粟根 けれども、まあばかっていう要素があってレッドっぽくはないでしょう? なので人間でできることをやるのが舞台で、そこが中島さんにとってアニメと舞台の違いなんじゃないかなと。だから中島さんが脚本のアニメを見ると、「役者が演じる」というタガが外れると、どれだけ無茶苦茶になるんだ。この作家はという気持ちに(笑)。……銀河よりもでかい、天元突破?
中島 天元突破グレンラガン。
粟根 あんな超巨大なメチャクチャなサイズ感。「(伝説巨神)イデオン」的な発想じゃないですか。
中島 あれはもう本当に、史上最大のロボットを出そうというコンセプトのもとに出したものだからね(笑)。演劇とアニメの違いでいうと、お客さんとの関係もあると思うんだよね。アニメってTVにせよ映画にせよ同時に大勢に見てもらうんだけど、演劇ってもう少し1対1の関係でできてる気がする。
粟根 そうですね。
中島 劇場に1千500人いても、お客さんひとりひとりの反応がダイレクトに舞台に影響する。そのおもしろさはアニメとはまた違ったものとしてあって。
粟根 わかります。
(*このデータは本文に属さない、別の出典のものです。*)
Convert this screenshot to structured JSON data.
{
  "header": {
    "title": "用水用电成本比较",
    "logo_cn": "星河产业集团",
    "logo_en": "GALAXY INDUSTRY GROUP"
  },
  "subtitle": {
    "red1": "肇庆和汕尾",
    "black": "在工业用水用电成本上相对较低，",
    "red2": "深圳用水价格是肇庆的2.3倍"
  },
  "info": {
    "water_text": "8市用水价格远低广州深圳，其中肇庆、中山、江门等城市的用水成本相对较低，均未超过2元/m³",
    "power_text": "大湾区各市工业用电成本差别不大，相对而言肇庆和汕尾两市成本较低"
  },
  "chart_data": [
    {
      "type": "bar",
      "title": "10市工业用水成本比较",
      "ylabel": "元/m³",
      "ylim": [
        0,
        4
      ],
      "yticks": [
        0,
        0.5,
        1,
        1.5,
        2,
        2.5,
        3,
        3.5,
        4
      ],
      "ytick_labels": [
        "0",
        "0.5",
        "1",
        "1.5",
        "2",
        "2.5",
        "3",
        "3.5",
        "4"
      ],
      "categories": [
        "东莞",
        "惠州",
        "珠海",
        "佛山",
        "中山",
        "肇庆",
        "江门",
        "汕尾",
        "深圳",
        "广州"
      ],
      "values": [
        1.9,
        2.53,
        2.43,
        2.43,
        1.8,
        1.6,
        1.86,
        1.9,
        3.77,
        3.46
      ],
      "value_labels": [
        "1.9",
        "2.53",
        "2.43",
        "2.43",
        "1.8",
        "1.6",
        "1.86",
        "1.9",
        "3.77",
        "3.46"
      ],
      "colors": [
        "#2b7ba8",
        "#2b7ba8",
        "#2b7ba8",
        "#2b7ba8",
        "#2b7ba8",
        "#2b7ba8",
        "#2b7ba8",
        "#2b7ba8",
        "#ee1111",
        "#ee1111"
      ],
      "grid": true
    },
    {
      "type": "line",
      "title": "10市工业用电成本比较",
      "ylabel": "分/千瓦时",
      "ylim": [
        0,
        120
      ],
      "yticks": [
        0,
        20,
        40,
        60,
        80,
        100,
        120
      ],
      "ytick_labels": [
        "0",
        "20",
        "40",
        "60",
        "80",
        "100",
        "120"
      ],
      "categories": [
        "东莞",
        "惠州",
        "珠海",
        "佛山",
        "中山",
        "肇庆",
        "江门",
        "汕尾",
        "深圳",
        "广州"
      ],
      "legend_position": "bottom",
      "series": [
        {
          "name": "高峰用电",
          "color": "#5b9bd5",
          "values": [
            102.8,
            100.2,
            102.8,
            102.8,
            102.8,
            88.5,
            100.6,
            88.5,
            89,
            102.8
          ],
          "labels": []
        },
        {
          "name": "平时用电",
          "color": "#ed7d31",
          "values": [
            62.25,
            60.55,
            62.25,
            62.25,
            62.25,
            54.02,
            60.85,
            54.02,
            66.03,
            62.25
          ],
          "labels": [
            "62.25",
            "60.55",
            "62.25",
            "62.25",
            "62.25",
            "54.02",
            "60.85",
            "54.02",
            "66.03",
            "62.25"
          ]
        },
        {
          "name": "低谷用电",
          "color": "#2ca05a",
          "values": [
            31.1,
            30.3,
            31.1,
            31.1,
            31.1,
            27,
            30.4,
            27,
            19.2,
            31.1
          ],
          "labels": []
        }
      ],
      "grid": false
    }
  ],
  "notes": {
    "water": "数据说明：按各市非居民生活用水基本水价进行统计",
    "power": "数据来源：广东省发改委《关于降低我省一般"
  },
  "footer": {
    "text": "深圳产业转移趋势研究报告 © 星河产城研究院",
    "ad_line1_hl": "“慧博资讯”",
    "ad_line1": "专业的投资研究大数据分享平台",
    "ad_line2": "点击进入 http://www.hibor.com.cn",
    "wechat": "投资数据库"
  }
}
けいこ場で練り上げたものをドンとお客さんの前に置くわけですけど、おもしろいことに、昨日ウケたのになんできょうウケないんだろうってことが普通に起きるんですよね。それはお客さんによって変わるし、日によっても違う。それによってこっちのリズムも変わってくる。舞台って同じことの繰り返しと思ってる方もいるんですけど、そんなことないんですよ。自分としてはそういうのが好きでやってるところはありますね。
中島 そうだよね。そうやって変化するのが舞台のおもしろいところだよね。
粟根 変化ということで言えば、舞台って、けいこ中に急に言い方を変えてみるっていうのがアリなんですよ。それで演出家を説得できれば、「その方向がおもしろいから、その前のシーンの芝居も変えなきゃね」というふうにどんどん変わっていく。粘土をこねながら徐々に形が見えてきて、最終的にでき上がっていくというのがお芝居で、それは本番を繰り返していても変わっていくもので。だから劇団☆新感線で初めて舞台を経験した役者さんにはおもしろい! 興味深い!って思って帰ってほしいなと思っているんですよ。